Until I did all this recent research on data warehousing, I didn’t realize just how big a role data mining plays in driving the whole thing. Basically, there are three things you can do with a data warehouse – classical BI, “operational” BI, and data mining. If we’re talking about long-running queries, that’s not operational BI, and it’s not all of classical BI either. The rest is data mining. Indeed, if you think back to what you know of the customer bases at data warehouse appliance vendors Netezza and DATallegro, there are a lot of credit-reporting-data types of users – i.e., data miners. And it’s hard to talk about uses for those appliances very long without SAS extracts and the like coming up.
That was just the analysis. There’s also data mining scoring. In data mining scoring you substitute numbers for values in a table, and then do a row-by-row weighted sum of what results. Or else you do this real-time, for single rows, if that’s your preferred way of deploying things. Just about everybody agrees this is better done “in the DBMS” than in an extract file. Indeed, since the batch version of this is table-scan-to-the-max, scoring turns out to be ideally suited for data warehouse appliances and other MPP/shared-nothing products. (That doesn’t – and shouldn’t – stop Oracle from making scoring integration part of its data mining value-added pitch.)
I further think scoring could be particularly well suited for FPGA-based pattern matching. But I’m not aware of Netezza doing anything in this direction.
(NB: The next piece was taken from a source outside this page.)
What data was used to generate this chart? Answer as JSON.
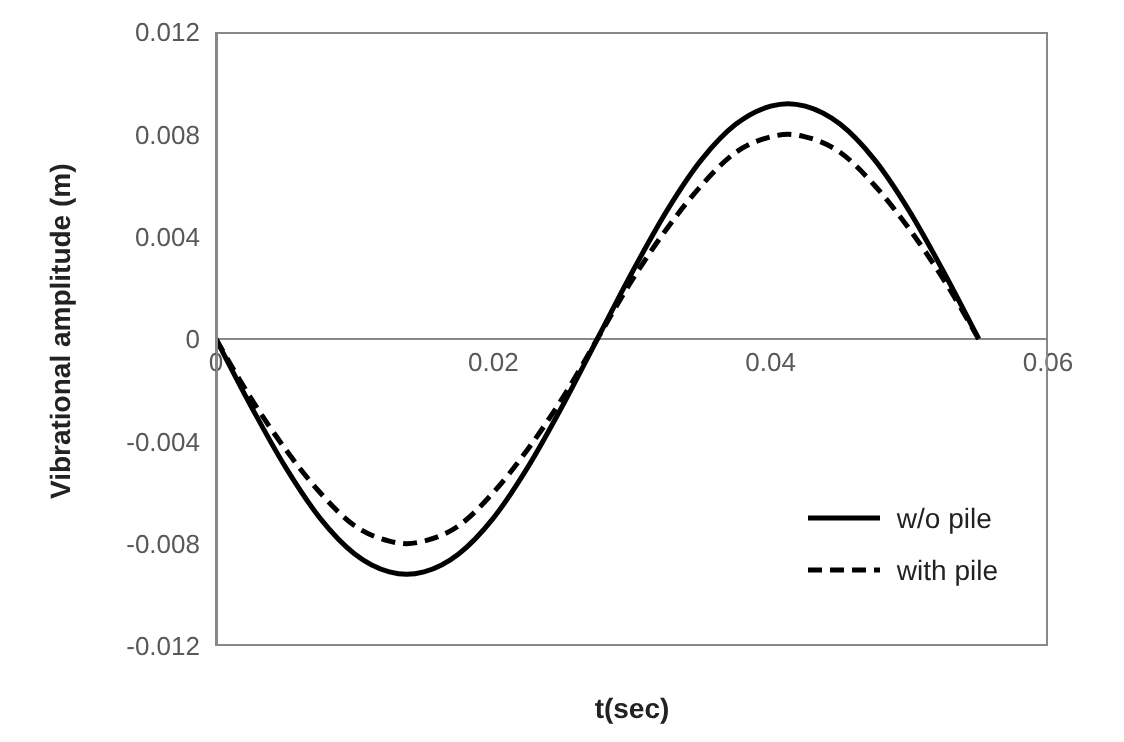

On the other hand, they may think that the huge projections inherent in data mining scoring – i.e., as a byproduct of variable reduction – mean that the FPGA is anyhow already more than pulling its weight.
The wild card here is the attempt by companies like KXEN and Verix to change the rules of data mining. (Verix currently runs on Oracle, by the way.) KXEN, in particular, would like data mining to be done in a lot more, but probably a lot smaller, processing runs than it is today.